I would like to find all words in a text that have more than one uppercase letter. So far, I am checking only if the last character is uppercase
\b.*[A-Z]\b
but it would be more precise if I had the condition that the last letter or in total two characters in the word are uppercase.
CodePudding user response:
You can use
re.findall(r'\b(?:[a-z]*[A-Z]){2}[a-zA-Z]*\b', text)
See the regex demo.

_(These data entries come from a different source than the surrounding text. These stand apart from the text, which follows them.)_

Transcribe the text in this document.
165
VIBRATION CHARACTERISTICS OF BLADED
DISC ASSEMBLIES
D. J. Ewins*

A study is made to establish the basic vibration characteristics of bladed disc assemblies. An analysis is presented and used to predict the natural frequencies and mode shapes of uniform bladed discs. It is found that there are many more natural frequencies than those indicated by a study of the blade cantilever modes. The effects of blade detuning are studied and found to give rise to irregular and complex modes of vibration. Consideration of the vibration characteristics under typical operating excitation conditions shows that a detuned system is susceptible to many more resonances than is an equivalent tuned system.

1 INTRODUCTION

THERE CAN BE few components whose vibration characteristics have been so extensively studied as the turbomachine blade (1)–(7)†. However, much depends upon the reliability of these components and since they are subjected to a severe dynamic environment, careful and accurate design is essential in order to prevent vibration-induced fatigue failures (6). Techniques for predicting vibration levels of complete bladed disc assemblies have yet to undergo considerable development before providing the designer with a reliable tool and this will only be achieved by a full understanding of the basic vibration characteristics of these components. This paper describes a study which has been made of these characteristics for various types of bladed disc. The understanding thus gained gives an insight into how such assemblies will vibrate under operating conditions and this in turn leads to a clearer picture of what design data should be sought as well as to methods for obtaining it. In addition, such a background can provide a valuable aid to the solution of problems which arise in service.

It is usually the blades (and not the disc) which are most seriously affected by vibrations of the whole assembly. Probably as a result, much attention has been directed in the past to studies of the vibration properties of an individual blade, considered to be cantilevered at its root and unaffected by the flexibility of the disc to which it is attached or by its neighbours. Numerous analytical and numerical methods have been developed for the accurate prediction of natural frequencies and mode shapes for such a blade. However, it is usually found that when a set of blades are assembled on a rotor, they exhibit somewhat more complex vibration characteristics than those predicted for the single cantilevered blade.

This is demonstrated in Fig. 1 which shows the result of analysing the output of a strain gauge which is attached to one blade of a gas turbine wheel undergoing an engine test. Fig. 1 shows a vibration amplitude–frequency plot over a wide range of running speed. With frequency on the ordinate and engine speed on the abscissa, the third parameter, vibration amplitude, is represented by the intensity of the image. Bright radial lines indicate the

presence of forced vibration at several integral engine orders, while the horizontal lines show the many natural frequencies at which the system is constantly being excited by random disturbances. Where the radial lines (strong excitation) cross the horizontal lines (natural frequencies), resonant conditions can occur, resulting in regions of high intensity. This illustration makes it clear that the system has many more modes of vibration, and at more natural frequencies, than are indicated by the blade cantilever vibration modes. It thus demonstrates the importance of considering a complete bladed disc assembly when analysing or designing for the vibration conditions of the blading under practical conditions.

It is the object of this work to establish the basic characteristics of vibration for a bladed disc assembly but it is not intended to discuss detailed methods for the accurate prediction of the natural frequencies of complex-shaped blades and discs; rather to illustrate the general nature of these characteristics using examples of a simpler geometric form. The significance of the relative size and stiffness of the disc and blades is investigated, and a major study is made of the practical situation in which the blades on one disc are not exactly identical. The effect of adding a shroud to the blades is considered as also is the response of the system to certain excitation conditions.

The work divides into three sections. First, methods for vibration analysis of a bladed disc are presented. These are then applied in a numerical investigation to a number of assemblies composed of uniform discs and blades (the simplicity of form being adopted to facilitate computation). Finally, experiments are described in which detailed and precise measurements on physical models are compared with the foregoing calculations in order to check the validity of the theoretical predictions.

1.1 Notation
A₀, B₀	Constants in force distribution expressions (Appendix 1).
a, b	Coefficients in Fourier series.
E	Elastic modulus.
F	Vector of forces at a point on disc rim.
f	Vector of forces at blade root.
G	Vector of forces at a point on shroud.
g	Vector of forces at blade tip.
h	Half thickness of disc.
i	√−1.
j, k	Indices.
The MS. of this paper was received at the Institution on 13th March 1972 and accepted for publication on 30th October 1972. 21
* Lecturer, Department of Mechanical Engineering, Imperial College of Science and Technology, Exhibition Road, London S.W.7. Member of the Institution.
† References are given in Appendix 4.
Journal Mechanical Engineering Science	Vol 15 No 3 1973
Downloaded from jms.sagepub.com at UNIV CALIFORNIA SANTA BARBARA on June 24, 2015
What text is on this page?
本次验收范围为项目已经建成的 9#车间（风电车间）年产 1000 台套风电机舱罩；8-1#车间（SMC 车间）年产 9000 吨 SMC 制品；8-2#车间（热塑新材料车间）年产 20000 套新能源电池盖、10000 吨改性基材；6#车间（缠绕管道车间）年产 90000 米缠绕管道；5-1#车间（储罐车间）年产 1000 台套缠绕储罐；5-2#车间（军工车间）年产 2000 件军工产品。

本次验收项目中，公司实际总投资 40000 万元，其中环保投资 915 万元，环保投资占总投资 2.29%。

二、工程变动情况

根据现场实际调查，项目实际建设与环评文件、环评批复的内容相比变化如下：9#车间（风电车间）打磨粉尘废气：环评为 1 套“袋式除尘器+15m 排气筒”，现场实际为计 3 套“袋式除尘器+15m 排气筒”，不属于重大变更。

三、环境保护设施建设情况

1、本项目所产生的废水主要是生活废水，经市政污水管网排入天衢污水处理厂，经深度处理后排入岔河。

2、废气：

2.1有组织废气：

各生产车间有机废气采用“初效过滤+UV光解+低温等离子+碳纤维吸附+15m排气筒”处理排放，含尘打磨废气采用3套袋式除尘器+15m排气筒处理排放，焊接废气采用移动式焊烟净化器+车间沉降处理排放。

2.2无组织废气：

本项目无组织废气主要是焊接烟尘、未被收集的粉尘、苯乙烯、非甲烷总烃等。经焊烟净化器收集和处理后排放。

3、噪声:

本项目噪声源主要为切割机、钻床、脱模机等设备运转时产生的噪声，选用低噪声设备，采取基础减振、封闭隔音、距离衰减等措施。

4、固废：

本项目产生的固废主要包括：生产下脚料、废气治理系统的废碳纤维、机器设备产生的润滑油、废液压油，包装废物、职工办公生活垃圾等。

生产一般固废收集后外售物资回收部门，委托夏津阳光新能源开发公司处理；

Details:
\b
- a word boundary(?:[a-z]*[A-Z]){2}
- two sequences of zero or more lowercase letters followed with an uppercase letter[a-zA-Z]*
- zero or more ASCII letters\b
- a word boundary
See the Python demo:
import re
text = "A VeRy LoNG SenTence Here"
print(re.findall(r'\b(?:[a-z]*[A-Z]){2}[a-zA-Z]*\b', text))
# => ['VeRy', 'LoNG', 'SenTence']
A fully Unicode-aware regex is possible with the PyPi regex
library (install in your terminal/console with pip install regex
):
import regex
text = "Да, ЭтО ОченЬ ДЛинное предложение."
print(regex.findall(r'\b(?:\p{Ll}*\p{Lu}){2}\p{L}*\b', text))
# => ['ЭтО', 'ОченЬ', 'ДЛинное']
See this Python demo.
CodePudding user response:
\b(\w*[A-Z]\w*[A-Z]\w*|.*[A-Z])\b
explanation: this will match either, any word with upper case at the end (your regex has been reused here) - OR - a string of zero or more word chars (\w), followed by a single uppercase, followed by a string of zero or more word chars (\w), followed by a single uppercase and finally another zero or more word chars. The \w is shorthand for [A-Za-z0-9_]